Iraq? No, it's the Joint Multinational Readiness Center (JMRC) in Bavaria.
The Army has built a dozen mock villages complete with shops, gas stations, mosques, and prisons at the installation. The US army says making simulations more realistic saves both American and Iraqi lives.
It's now seeking hundreds of Arabs and Kurds to play Iraqi civilians in an elaborate three-week war game beginning March 20. Some will play imams or shopkeepers, others housewives or politicians. Most will speak only Arabic and pretend not to understand soldiers.
But there's a hitch: Unlike in the US, where hundreds of Iraqi Americans have eagerly taken part in life-like training exercises, many Arabs here are so angry at the US that the contractor charged with recruiting role players has been struggling to fill its quota.
"As soon as they hear it involves working with the US military, many people want nothing to do with it," says one recruiter, who asked that his name be withheld.

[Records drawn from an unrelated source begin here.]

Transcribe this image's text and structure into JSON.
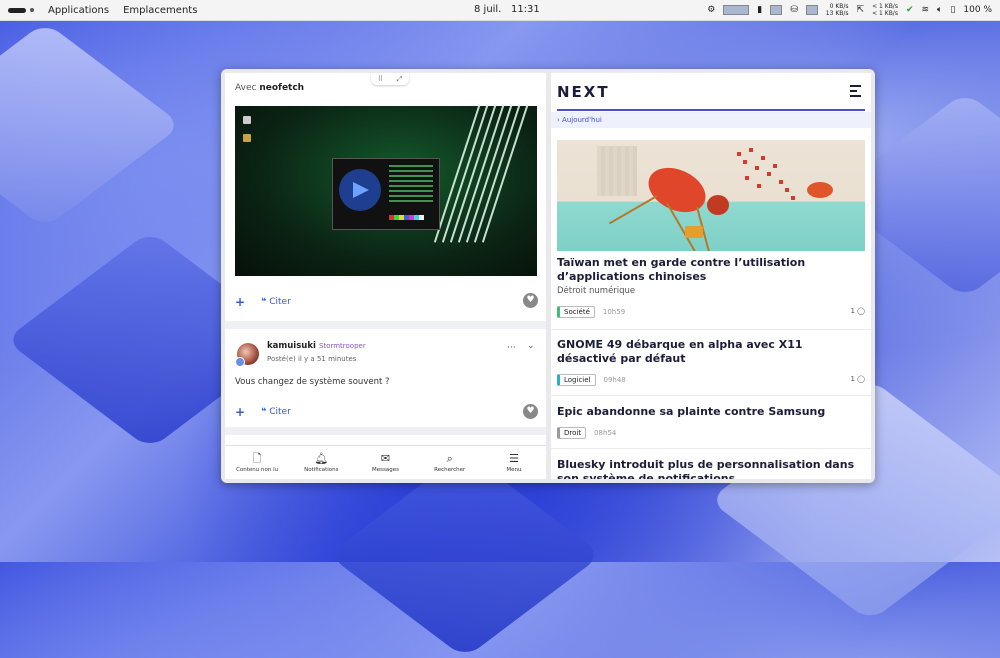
{
  "topbar": {
    "apps": "Applications",
    "places": "Emplacements",
    "date": "8 juil.",
    "time": "11:31",
    "net_down": "0 KB/s",
    "net_up": "13 KB/s",
    "net2_down": "< 1 KB/s",
    "net2_up": "< 1 KB/s",
    "battery": "100 %"
  },
  "left": {
    "avec_prefix": "Avec",
    "avec_app": "neofetch",
    "cite_label": "Citer",
    "post": {
      "author": "kamuisuki",
      "role": "Stormtrooper",
      "posted": "Posté(e) il y a 51 minutes",
      "body": "Vous changez de système souvent ?"
    },
    "nav": [
      {
        "label": "Contenu non lu",
        "icon": "document-icon"
      },
      {
        "label": "Notifications",
        "icon": "bell-icon"
      },
      {
        "label": "Messages",
        "icon": "envelope-icon"
      },
      {
        "label": "Rechercher",
        "icon": "search-icon"
      },
      {
        "label": "Menu",
        "icon": "menu-icon"
      }
    ]
  },
  "right": {
    "logo": "NEXT",
    "today": "Aujourd'hui",
    "articles": [
      {
        "title": "Taïwan met en garde contre l’utilisation d’applications chinoises",
        "subtitle": "Détroit numérique",
        "tag": "Société",
        "tag_color": "#3fbf6f",
        "time": "10h59",
        "comments": "1"
      },
      {
        "title": "GNOME 49 débarque en alpha avec X11 désactivé par défaut",
        "subtitle": "",
        "tag": "Logiciel",
        "tag_color": "#2bb0c9",
        "time": "09h48",
        "comments": "1"
      },
      {
        "title": "Epic abandonne sa plainte contre Samsung",
        "subtitle": "",
        "tag": "Droit",
        "tag_color": "#9a9a9a",
        "time": "08h54",
        "comments": ""
      },
      {
        "title": "Bluesky introduit plus de personnalisation dans son système de notifications",
        "subtitle": "",
        "tag": "",
        "tag_color": "",
        "time": "",
        "comments": ""
      }
    ]
  }
}
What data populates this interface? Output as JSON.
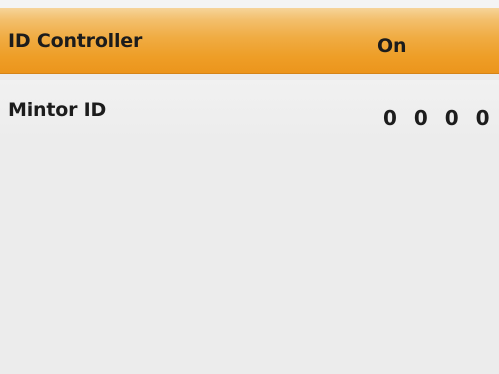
{
  "menu": {
    "items": [
      {
        "label": "ID Controller",
        "value": "On",
        "selected": true
      },
      {
        "label": "Mintor ID",
        "value": "0 0 0 0",
        "selected": false
      }
    ]
  },
  "colors": {
    "highlight": "#f0ac43",
    "background": "#ececec",
    "text": "#1c1c1c"
  }
}
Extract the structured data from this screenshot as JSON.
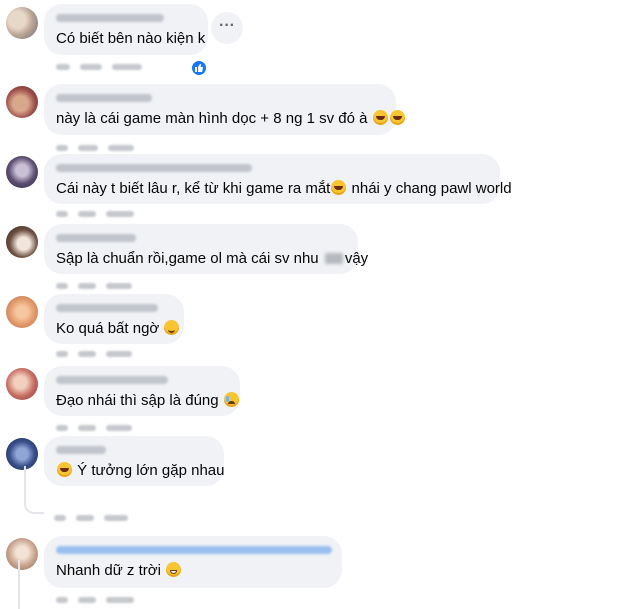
{
  "comments": [
    {
      "text": "Có biết bên nào kiện k"
    },
    {
      "text": "này là cái game màn hình dọc + 8 ng 1 sv đó à"
    },
    {
      "text_before": "Cái này t biết lâu r, kể từ khi game ra mắt",
      "text_after": " nhái y chang pawl world"
    },
    {
      "text_before": "Sập là chuẩn rồi,game ol mà cái sv nhu ",
      "text_after": "vậy"
    },
    {
      "text": "Ko quá bất ngờ "
    },
    {
      "text": "Đạo nhái thì sập là đúng "
    },
    {
      "text": " Ý tưởng lớn gặp nhau"
    },
    {
      "text": "Nhanh dữ z trời "
    }
  ],
  "more_button": {
    "label": "···"
  },
  "icons": {
    "like_badge": "thumbs-up-icon",
    "more": "more-options-icon",
    "emoji_rofl": "rofl-emoji-icon",
    "emoji_smile": "smile-emoji-icon",
    "emoji_cry": "crying-emoji-icon",
    "emoji_sweat": "grin-sweat-emoji-icon"
  },
  "colors": {
    "bubble": "#f0f2f5",
    "like_blue": "#1877f2",
    "text": "#050505"
  }
}
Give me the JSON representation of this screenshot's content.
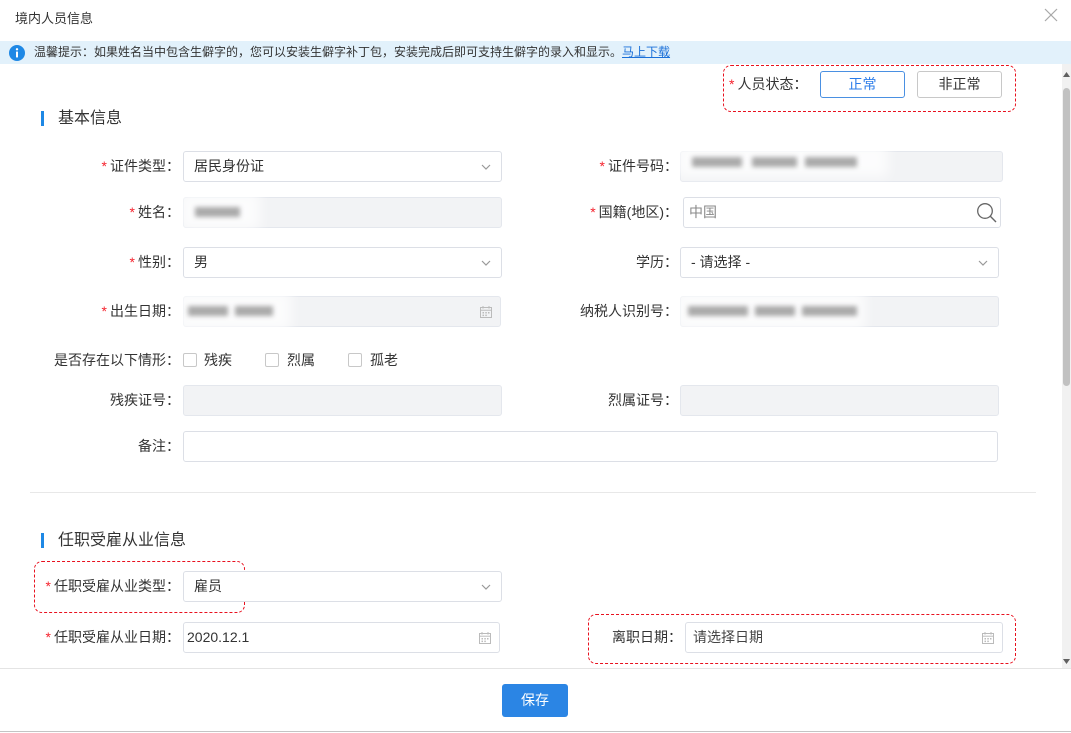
{
  "dialog": {
    "title": "境内人员信息"
  },
  "notice": {
    "text": "温馨提示：如果姓名当中包含生僻字的，您可以安装生僻字补丁包，安装完成后即可支持生僻字的录入和显示。",
    "link": "马上下载"
  },
  "required_mark": "*",
  "status": {
    "label": "人员状态：",
    "options": [
      {
        "label": "正常",
        "selected": true
      },
      {
        "label": "非正常",
        "selected": false
      }
    ]
  },
  "basic_info": {
    "title": "基本信息",
    "id_type": {
      "label": "证件类型：",
      "required": true,
      "value": "居民身份证"
    },
    "id_number": {
      "label": "证件号码：",
      "required": true
    },
    "name": {
      "label": "姓名：",
      "required": true
    },
    "nationality": {
      "label": "国籍(地区)：",
      "required": true,
      "value": "中国"
    },
    "gender": {
      "label": "性别：",
      "required": true,
      "value": "男"
    },
    "education": {
      "label": "学历：",
      "value": "- 请选择 -"
    },
    "birth_date": {
      "label": "出生日期：",
      "required": true
    },
    "taxpayer_id": {
      "label": "纳税人识别号："
    },
    "situations": {
      "label": "是否存在以下情形：",
      "options": [
        {
          "label": "残疾",
          "checked": false
        },
        {
          "label": "烈属",
          "checked": false
        },
        {
          "label": "孤老",
          "checked": false
        }
      ]
    },
    "disability_cert": {
      "label": "残疾证号："
    },
    "martyr_cert": {
      "label": "烈属证号："
    },
    "remarks": {
      "label": "备注："
    }
  },
  "employment_info": {
    "title": "任职受雇从业信息",
    "type": {
      "label": "任职受雇从业类型：",
      "required": true,
      "value": "雇员"
    },
    "start_date": {
      "label": "任职受雇从业日期：",
      "required": true,
      "value": "2020.12.1"
    },
    "leave_date": {
      "label": "离职日期：",
      "placeholder": "请选择日期"
    }
  },
  "footer": {
    "save_label": "保存"
  },
  "icons": {
    "close": "close-icon",
    "info": "info-icon",
    "dropdown": "chevron-down-icon",
    "date": "calendar-icon",
    "lookup": "search-icon"
  },
  "colors": {
    "primary": "#2b85e4",
    "required": "#f5222d",
    "highlight": "#e8101e",
    "notice_bg": "#e2f1fb"
  }
}
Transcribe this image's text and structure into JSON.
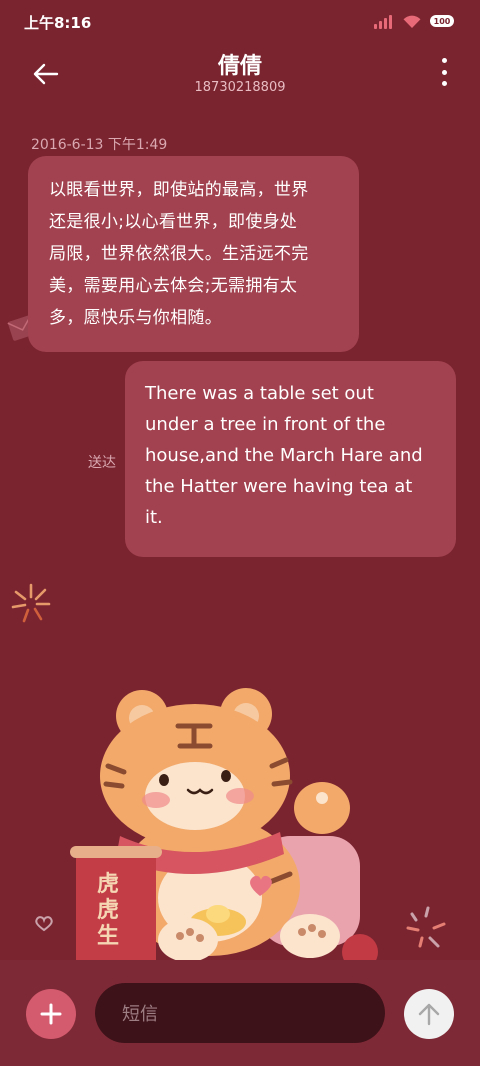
{
  "status_bar": {
    "time": "上午8:16",
    "battery": "100",
    "icons": [
      "signal-icon",
      "wifi-icon",
      "battery-icon"
    ]
  },
  "header": {
    "contact_name": "倩倩",
    "phone_number": "18730218809",
    "back_icon": "arrow-left-icon",
    "more_icon": "more-vertical-icon"
  },
  "conversation": {
    "timestamp": "2016-6-13 下午1:49",
    "messages": [
      {
        "direction": "incoming",
        "lines": [
          "以眼看世界，即使站的最高，世界",
          "还是很小;以心看世界，即使身处",
          "局限，世界依然很大。生活远不完",
          "美，需要用心去体会;无需拥有太",
          "多，愿快乐与你相随。"
        ]
      },
      {
        "direction": "outgoing",
        "status": "送达",
        "lines": [
          "There was a table set out",
          "under a tree in front of the",
          "house,and the March Hare and",
          "the Hatter were having tea at",
          "it."
        ]
      }
    ]
  },
  "composer": {
    "placeholder": "短信",
    "add_icon": "plus-icon",
    "send_icon": "arrow-up-icon"
  },
  "theme": {
    "background": "#7a2430",
    "bubble": "#a2414f",
    "accent": "#d45a6e"
  },
  "background_art": {
    "scroll_text": "虎虎生"
  }
}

Interviews with more than a dozen candidates for the program revealed not only a distaste among Arab Germans about being involved with the US war effort, but a deep mistrust of overall American intentions.
The news magazine Der Spiegel reported that a number of candidates stalked out of the first casting session last month in Berlin when they learned whom they'd be working for. Of about 50 people there, fewer than five signed on.